Dava konusu 3 adet film 1937-1989 yılları arasında çekilmiş olmakla eser sahipliğinin tespitinde bu dönemlerde yürürlükte olan Fikir ve Sanat Eserleri Kanununun ilgili hükümleri dikkate alınacaktır. Bu tarihte yürürlükte olan FSEK m.8/4 hükmüne göre, sinema eserinin sahibi onu imal ettirendir. Böylece bu hükümle sinema eserinin eser sahibinin yapımcı olduğu kabul edilmiştir. Somut uyuşmazlıkta dava konusu sinema filmleri 1995 yılından önce yapılmış olduklarından FSEK m.8’in ilk hali dikkate alınacak ve filmleri imal ettiren eser sahibi sayılacaktır.
2.FSSHM’nin bozmaya konu 2012/191 Esas dosyasında alınan bilirkişi raporunda; Davaya konu filmlerden;” …” isimli filmin 21.4.2012, 08.02.2012, 28.5.2012, 01.6.2012, 22.7.2012, 17.1.2012, 16 1.2012, 08.02.2012 tarihinde yayınlandığı, yine davalı … şirketinin RTÜK’e gönderdiği yazıda filmin ayrıca yukarıdaki gösterim tarihleri dışında 20.04.2012 tarihinde de yayınlandığını bildirdiği, ayrıca davacı tarafından sunulan program akışına ilişkin belgede (guide) filmin yukarıdaki gösterim tarihleri dışında 20.4.2012 ve 01.08.2012 tarihinde de gösterileceğinin belirtildiği bu çerçevede filmin davalıya ait kanalda toplamda 8 defa gösterildiği tespit olunmuştur.
HMK 266 madde kapsamında mahkememizce bilirkişi incelemesi yaptırılmıştır.

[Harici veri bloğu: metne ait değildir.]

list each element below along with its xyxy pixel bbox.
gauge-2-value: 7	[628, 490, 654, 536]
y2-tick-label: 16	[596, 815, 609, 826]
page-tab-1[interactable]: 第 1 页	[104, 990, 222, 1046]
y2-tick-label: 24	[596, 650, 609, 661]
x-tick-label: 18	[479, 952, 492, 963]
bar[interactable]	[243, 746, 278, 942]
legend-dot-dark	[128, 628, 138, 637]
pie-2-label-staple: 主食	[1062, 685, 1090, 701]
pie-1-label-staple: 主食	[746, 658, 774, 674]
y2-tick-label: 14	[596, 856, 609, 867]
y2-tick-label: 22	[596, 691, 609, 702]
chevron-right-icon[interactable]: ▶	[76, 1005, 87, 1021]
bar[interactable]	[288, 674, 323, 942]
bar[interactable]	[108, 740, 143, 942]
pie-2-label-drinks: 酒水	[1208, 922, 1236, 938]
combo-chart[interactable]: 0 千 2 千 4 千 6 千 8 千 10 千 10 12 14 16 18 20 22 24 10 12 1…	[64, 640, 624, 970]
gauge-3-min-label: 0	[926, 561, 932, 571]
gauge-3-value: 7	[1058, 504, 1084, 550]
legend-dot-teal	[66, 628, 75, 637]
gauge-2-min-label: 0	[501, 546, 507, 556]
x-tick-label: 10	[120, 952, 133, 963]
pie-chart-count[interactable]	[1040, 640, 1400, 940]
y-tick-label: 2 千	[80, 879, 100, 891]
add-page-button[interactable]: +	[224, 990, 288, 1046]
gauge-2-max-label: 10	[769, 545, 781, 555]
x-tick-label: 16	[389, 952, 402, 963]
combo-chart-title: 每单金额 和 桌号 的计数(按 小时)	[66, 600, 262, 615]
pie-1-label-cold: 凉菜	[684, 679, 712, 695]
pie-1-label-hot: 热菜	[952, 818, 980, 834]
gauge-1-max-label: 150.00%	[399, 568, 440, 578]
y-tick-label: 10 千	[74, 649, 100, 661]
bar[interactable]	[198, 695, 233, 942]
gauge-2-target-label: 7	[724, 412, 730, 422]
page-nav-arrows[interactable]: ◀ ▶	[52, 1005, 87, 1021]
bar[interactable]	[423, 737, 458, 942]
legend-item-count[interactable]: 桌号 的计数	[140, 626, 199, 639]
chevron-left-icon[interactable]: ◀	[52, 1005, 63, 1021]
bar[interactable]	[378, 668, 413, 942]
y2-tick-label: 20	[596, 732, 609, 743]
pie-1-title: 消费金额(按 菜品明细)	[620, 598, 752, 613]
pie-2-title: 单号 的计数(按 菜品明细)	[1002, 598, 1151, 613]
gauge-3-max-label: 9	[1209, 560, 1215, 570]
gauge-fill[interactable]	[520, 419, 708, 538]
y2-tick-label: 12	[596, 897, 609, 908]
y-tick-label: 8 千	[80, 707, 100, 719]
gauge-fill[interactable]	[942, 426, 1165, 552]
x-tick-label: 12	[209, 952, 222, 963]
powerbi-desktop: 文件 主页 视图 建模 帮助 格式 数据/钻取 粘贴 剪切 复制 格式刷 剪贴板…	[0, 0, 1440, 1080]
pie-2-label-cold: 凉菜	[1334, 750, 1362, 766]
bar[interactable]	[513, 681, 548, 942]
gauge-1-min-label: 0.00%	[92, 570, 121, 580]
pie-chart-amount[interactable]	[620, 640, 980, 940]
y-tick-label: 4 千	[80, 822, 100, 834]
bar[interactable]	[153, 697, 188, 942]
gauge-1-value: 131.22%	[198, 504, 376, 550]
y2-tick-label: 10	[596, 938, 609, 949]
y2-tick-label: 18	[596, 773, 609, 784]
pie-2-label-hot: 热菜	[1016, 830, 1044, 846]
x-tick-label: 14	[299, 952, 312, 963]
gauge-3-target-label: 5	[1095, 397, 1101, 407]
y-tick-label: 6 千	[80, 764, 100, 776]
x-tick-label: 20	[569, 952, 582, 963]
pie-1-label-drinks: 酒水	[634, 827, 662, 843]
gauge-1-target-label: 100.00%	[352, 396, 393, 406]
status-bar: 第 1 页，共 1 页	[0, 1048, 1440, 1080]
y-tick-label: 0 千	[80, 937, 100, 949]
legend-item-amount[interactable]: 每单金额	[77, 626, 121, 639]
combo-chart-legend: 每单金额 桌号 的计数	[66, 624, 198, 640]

Mahkememizce de atanan bilirkişiler …, … ve …’ın denetime uygun 17.10.2017 tarihli raporları kapsamına göre; davaya konu filmlerden; ” … ” isimli filmin 13.8.2013 tarihinde yayınlandığı, davacı tarafından sunulan program akışına ilişkin belgede(guide) filmin 22 temmuz tarihinde de gösterileceğinin belirtildiği, davacı tarafından sunulan CD içeriklerinde bu filmin 4 farklı gösterimine ilişkin CD’si sunulmuş ancak CD içeriğinde filmin hangi tarihte yayınlandığı belli olmayıp bu CD’lerdeki yayınların RTÜK tarafından bildirilen yayın ile program akış belgesindeki yayın alma ihtimali de dikkate alınarak bu filmin toplamda 4 defa yayınlandığının ihtimal dahilinde olabileceğinin bildirildiği,
… ” isimli filmin yayın CD’sinin bulunmadığı, davacı tarafından sunulan program akışına ilişkin belgede(guide) filmin 20 Ağustos tarihinde gösterileceğinin belirtildiği, davacı tarafından sunulan CD içeriğinde bu filmin 1 defa gösterimine ilişkin CD’si sunulduğu ancak CD içeriğinde filmin hangi tarihte yayınlandığı belli olmayıp bu CD’lerdeki yayınların program akış belgesindeki yayın olma ihtimali de dikkate alınarak bu filmin toplamda 1 defa yayınlandığının bildirildiği anlaşılmıştır.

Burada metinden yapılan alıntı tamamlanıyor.